Mata Uang Rupiah Cenderung Tertekan

Ekobis, Kabar Ekonomi
Neraca Perdagangan Indonesia , Pengumuman Hasil Rapat Federal Reserve , publikasi neraca dagang , tekanan terhadap rupiah

LamanQu.id – Mata uang rupiah diperkirakan masih cenderung tertekan menjelang pengumuman hasil rapat Federal Reserve yang akan memengaruhi dolar AS.

Pada Selasa (16/3/2021) rupiah ditutup melemah 7 poin atau 0,05 persen menjadi Rp14.410 per dolar AS. Indeks dolar AS naik 0,11 persen menuju 91,933.

Kurs rupiah menyentuh posisi Rp14.424 per dolar AS berdasarkan kurs referensi Jakarta Interbank Spot Dollar Rate (Jisdor) Selasa (16/3/2021). Kurs Jisdor melemah 6 poin atau 0,04 persen dari posisi Senin (15/3/2021) Rp14.418 per dolar AS.

Analis Bank Mandiri Rully Arya Wisnubroto menyampaikan tekanan terhadap rupiah disebabkan penguatan dolar AS seiring dengan naiknya imbal hasil obligasi AS. Di sisi lain, data ekonomi dari dalam negeri belum mampu menopang rupiah.

“Memang publikasi neraca dagang masih belum bisa meredam volatilitas pasar. Tekanan masih tinggi, terkait sangat erat dengan pergerakan yield US treasury 10 year,” katanya.

Badan Pusat Statistik (BPS) mencatat surplus Neraca Perdagangan Indonesia (NPI) sebesar 2,01 miliar dolar AS pada Februari 2021. Nilai ekspor tumbuh 8,56 persen (yoy), sementara nilai impor tumbuh 11,86 persen (yoy) pada Februari 2021.

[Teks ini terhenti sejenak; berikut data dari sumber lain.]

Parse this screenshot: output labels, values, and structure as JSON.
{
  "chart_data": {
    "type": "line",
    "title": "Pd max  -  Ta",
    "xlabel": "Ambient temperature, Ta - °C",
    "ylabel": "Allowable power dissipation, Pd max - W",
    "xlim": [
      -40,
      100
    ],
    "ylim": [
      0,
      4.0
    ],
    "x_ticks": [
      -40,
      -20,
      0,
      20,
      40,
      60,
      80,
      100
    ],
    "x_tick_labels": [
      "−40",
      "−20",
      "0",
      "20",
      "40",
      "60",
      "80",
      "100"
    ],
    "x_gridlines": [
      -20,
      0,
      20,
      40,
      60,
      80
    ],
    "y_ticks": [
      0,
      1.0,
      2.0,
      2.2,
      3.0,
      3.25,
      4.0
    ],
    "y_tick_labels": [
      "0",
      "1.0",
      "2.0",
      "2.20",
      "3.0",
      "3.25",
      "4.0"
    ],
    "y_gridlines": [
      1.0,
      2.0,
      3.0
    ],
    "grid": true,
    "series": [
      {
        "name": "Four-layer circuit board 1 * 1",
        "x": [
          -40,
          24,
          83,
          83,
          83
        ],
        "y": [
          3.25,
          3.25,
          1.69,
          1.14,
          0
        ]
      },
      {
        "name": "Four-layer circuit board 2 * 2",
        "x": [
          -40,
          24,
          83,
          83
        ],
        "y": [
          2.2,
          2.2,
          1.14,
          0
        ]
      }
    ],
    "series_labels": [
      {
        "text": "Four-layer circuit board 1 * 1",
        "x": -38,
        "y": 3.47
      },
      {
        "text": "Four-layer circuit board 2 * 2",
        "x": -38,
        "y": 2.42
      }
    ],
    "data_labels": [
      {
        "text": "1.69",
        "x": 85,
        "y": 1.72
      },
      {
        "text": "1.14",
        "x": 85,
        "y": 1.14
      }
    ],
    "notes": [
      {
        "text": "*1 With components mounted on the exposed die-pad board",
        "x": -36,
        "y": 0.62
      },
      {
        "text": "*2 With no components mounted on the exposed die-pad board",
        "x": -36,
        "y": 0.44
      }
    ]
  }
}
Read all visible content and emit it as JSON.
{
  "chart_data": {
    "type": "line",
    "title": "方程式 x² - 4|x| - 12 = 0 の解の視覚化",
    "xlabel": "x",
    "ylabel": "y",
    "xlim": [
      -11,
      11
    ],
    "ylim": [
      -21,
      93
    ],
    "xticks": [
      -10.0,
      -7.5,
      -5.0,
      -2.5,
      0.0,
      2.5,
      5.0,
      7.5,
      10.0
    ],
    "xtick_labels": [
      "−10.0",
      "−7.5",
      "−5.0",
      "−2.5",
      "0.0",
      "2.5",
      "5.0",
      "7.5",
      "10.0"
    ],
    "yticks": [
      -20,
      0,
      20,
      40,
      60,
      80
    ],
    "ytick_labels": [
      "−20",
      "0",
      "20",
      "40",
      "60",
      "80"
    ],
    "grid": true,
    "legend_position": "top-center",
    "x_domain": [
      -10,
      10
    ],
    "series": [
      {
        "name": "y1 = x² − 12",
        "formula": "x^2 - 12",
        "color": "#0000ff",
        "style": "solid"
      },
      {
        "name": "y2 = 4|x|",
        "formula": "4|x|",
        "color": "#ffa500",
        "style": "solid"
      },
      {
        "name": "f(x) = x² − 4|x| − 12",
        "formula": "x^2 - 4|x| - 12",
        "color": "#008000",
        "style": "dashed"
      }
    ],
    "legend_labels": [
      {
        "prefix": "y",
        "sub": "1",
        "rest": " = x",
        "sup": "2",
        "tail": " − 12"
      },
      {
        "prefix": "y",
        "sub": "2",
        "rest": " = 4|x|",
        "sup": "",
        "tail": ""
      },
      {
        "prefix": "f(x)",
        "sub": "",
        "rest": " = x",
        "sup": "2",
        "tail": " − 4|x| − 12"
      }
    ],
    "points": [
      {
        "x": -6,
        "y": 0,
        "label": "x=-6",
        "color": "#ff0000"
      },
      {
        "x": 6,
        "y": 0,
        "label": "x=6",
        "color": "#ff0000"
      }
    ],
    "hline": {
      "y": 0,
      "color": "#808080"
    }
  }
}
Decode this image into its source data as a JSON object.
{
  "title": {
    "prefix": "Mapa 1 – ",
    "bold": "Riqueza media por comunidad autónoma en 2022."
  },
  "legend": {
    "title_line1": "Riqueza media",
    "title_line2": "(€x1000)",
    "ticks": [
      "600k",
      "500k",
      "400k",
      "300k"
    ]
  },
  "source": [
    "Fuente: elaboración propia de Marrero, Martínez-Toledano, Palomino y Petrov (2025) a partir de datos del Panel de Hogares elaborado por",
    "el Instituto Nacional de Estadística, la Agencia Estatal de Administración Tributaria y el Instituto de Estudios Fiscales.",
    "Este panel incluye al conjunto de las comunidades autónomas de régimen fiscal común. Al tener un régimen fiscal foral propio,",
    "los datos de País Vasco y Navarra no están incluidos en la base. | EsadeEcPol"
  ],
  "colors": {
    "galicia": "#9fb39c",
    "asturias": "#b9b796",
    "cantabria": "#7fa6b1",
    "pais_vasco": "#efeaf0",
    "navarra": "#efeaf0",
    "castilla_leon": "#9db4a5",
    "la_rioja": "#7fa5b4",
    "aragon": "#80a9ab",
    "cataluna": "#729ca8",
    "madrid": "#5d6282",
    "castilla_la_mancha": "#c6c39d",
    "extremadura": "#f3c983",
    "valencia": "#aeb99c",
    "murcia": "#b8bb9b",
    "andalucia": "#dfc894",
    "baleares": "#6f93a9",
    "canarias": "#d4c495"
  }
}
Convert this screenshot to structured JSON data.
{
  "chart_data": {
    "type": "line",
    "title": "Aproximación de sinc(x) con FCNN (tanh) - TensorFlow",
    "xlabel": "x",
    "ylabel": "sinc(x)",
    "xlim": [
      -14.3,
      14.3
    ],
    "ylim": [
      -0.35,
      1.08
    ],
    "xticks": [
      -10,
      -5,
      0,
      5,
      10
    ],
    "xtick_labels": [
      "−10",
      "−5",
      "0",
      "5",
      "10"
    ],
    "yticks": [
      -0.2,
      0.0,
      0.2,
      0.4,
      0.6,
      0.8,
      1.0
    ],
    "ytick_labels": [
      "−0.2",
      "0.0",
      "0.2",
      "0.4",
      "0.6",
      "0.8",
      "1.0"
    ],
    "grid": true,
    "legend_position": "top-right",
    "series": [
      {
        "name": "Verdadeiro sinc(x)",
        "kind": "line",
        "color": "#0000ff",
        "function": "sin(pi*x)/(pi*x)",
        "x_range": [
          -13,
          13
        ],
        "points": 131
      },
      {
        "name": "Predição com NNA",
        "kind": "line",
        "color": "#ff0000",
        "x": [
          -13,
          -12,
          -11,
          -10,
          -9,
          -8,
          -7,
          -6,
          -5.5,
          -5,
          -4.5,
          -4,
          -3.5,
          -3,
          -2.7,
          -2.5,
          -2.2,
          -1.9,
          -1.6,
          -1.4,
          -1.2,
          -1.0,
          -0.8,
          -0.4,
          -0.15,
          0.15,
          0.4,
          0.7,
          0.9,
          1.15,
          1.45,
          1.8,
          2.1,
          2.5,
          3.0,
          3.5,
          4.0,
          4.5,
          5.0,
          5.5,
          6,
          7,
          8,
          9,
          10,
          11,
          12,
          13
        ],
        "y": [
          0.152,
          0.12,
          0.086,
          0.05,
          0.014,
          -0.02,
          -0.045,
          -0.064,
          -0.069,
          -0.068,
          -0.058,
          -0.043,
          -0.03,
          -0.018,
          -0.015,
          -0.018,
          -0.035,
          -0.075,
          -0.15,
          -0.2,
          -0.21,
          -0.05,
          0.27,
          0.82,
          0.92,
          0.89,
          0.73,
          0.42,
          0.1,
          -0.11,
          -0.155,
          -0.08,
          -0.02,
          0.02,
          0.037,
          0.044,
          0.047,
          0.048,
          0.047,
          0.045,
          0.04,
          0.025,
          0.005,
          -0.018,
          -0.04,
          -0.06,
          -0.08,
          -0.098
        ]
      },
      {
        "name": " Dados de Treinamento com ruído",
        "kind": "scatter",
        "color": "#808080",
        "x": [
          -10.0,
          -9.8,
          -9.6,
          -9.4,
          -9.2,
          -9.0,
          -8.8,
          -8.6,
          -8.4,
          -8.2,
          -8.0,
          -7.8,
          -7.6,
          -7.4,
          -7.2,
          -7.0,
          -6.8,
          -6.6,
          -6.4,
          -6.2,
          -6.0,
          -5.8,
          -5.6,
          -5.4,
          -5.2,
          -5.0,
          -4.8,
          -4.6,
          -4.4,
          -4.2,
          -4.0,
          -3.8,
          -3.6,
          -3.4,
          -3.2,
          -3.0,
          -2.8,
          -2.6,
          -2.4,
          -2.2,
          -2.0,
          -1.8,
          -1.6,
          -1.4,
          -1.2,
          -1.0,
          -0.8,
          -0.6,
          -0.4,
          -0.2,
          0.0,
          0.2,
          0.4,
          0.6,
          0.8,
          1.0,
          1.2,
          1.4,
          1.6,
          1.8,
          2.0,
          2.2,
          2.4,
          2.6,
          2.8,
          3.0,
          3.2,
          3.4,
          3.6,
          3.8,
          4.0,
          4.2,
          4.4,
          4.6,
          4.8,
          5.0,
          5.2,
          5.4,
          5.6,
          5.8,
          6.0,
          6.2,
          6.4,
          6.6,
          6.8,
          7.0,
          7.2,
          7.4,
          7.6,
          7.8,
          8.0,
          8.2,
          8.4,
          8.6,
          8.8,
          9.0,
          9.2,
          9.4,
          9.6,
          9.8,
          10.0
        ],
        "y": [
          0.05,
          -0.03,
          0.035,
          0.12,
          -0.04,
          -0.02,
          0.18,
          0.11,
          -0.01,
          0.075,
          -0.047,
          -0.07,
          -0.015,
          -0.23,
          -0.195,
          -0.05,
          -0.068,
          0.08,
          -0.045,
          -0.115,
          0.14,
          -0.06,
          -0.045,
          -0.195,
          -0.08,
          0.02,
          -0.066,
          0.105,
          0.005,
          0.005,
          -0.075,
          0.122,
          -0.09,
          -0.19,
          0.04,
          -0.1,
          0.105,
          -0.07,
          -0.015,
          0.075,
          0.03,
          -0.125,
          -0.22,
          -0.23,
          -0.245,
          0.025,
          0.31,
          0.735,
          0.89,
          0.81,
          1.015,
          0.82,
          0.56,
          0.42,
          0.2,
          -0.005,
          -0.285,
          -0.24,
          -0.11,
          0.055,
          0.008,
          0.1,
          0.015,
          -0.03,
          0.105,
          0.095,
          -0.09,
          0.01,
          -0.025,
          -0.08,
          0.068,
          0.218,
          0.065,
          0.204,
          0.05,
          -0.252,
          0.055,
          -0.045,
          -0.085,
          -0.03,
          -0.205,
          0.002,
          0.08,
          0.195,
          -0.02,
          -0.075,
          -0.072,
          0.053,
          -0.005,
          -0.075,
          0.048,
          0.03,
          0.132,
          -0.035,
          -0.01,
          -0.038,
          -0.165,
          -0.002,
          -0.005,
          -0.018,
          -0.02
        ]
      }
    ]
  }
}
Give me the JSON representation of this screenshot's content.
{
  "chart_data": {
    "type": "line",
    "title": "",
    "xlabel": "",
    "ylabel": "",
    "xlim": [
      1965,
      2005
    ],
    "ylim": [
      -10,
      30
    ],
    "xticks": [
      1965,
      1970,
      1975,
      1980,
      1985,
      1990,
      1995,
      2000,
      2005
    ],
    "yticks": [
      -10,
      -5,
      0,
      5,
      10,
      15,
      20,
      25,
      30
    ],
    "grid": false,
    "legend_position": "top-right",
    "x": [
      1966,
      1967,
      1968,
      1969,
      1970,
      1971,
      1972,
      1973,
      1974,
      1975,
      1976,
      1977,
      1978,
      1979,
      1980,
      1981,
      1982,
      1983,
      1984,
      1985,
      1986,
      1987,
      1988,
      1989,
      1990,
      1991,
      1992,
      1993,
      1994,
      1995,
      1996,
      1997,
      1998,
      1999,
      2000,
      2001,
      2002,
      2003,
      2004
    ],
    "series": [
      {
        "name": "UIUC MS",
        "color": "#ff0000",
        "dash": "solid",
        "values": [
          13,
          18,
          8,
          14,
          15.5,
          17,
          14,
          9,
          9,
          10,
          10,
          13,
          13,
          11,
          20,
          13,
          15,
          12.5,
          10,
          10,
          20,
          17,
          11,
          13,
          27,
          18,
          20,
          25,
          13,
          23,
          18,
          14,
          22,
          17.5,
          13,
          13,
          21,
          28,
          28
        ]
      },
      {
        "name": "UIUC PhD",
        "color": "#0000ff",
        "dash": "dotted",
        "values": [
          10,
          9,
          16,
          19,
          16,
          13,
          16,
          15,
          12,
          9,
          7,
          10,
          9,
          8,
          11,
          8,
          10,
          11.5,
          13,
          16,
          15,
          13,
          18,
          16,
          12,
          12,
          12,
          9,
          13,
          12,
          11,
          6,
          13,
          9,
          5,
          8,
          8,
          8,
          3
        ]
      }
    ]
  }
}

Imbal hasil (yield) obligasi AS tenor 10 tahun sendiri saat ini masih tercatat di level yang cukup tinggi di kisaran 1,6 persen.Rully menuturkan pelaku pasar juga tengah menanti hasil rapat bank sentral AS, Federal Reserve (Fed), setelah Presiden AS Joe Biden mengesahkan paket stimulus senilai 1,9 triliun dolar AS.

“Pasar menunggu sinyal dari The Fed pada Rabu,” ujar Rully Arya.

Dalam jangka menengah panjang Rully memperkirakan rupiah akan bisa kembali ke kisaran Rp14.200 per dolar AS hingga Rp14.300 per dolar AS karena likuiditas global masih cukup tinggi.